Nobel Prize in Economics 2016: Contract Theory (Hart and Holmström) in Economic Theory
In 2016, the Nobel Prize in economics was awarded to two scholars, Oliver Hart and Bengt Holmström, who had developed the contract theory and applied it in industrial economics, organizational economics and managerial economics. A great part of research of industrial psychology in modern economics is tightly related to the contractual relationships between stakeholders, managers and employees. By developing the contract theory, Hart and Holmström have created a tool for studying the contractual landscape of modern economies of scale.
|Contract Theory by Hart and Holmström (Nobel Prize in Economics 2016) | Industrial psychology in economies of scale | Organizational Economics, Industrial Economics and Managerial Economics|
Economic Theory: Industrial Economics, Organizational Economics, Managerial Economics | Nobel Prize in Economics 2016 for Hart and Holmström | Contract Theory and Industrial Psychology
What is Contract Theory?
Contract Theory Definition
Contracts are an integral part of our life. Whatever we agree to do or whatever we arrange to be done for us, we are entering contracts with others. The notion of contract has grown out of its legal usus and has successfully penetrated other areas of life, retaining a grain of its legal meaning, namely the aspect of obligation resulting from the background of industrial psychology.
Economics is one of the areas that has readily adopted the notion of contract. Specifically, such domains of economic theory as industrial economics, organizational economics and managerial economics studying economics of scale, have embraced the concept of contract between different economic actors withing the basic economic entity - the firm. In many ways, thanks to Hart and Holmström, the winners of the Nobel Prize in Economics in 2016 who have developed a complete framework for analysis of modern economies of scale.
Models of Contract Theory
In our daily life we enter contracts without even thinking about it. Indeed, every economic transaction may, with a considerable level of abstraction, be considered as a contract.
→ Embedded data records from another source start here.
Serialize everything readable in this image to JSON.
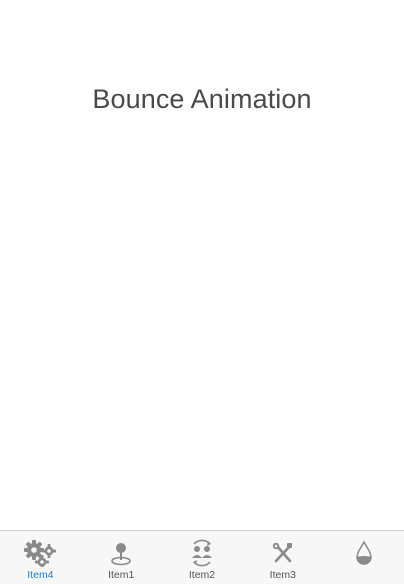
{
  "main": {
    "title": "Bounce Animation"
  },
  "tabbar": {
    "active_index": 0,
    "active_color": "#1a7fd1",
    "inactive_color": "#8a8a8a",
    "items": [
      {
        "label": "Item4",
        "icon": "gears-icon"
      },
      {
        "label": "Item1",
        "icon": "joystick-icon"
      },
      {
        "label": "Item2",
        "icon": "sync-users-icon"
      },
      {
        "label": "Item3",
        "icon": "tools-icon"
      },
      {
        "label": "",
        "icon": "water-drop-icon"
      }
    ]
  }
}
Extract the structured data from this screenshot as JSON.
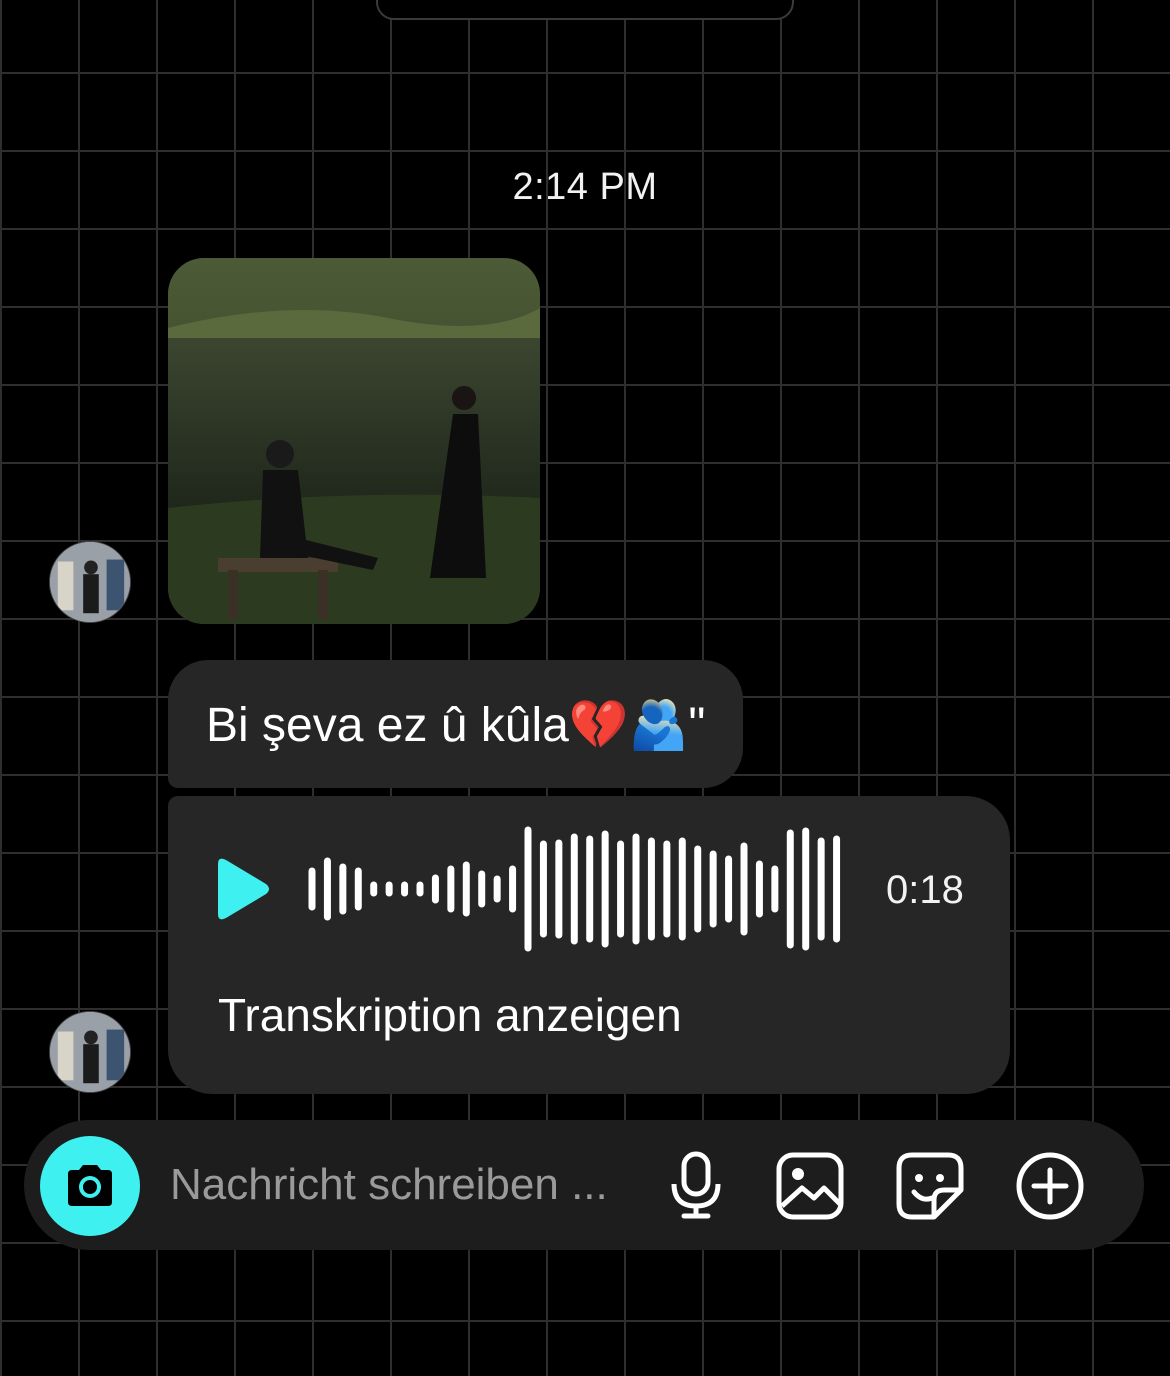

In economic theory (industrial economics, organizational economics and managerial economics) when we want to have an insight into industrial psychology and start to analyse how efficient the work of different economic actors is, we need to apply different contract theory applications. Besides, the economic entity can consist of just one or many persons
When people negotiate their interests and decide to work together, they start a contract relationship, i.e. they discuss different ways of cooperation. Having different interests, there are most often three groups within a firm: stakeholders, management and employees. The least complex entity is the sole proprietorship which normally includes only one person who is the employee, manager and shareholder at the same time. Other entities have a more complicated structure. The least complicated example would be a situation when the principal (CEO, or the head 'stakeholder') has to design a contract with his employee so as to maximise the benefit of the work of the latter.
Contract Types and Principles of Contract Design
In order that the company functions in the most efficient way, it should fine-tune its contractual landscape in the most efficient way. That means in such a way that all the actors are motivated to produce the best possible result. In that so-called principal-agent model, the effort of the employee is maximised with respect to his utility function so as to find the most interesting way of exploiting his services.
Can contracts be complete and predict every sort of risk? Hart and Holmström has been working on that question since the 1980s. Their research has shed a vast light on those questions as well as others concerning financial markets, mergers and acquisitions etc. For more info about contract theory and the Nobel Prize in economics 2016, please follow the link.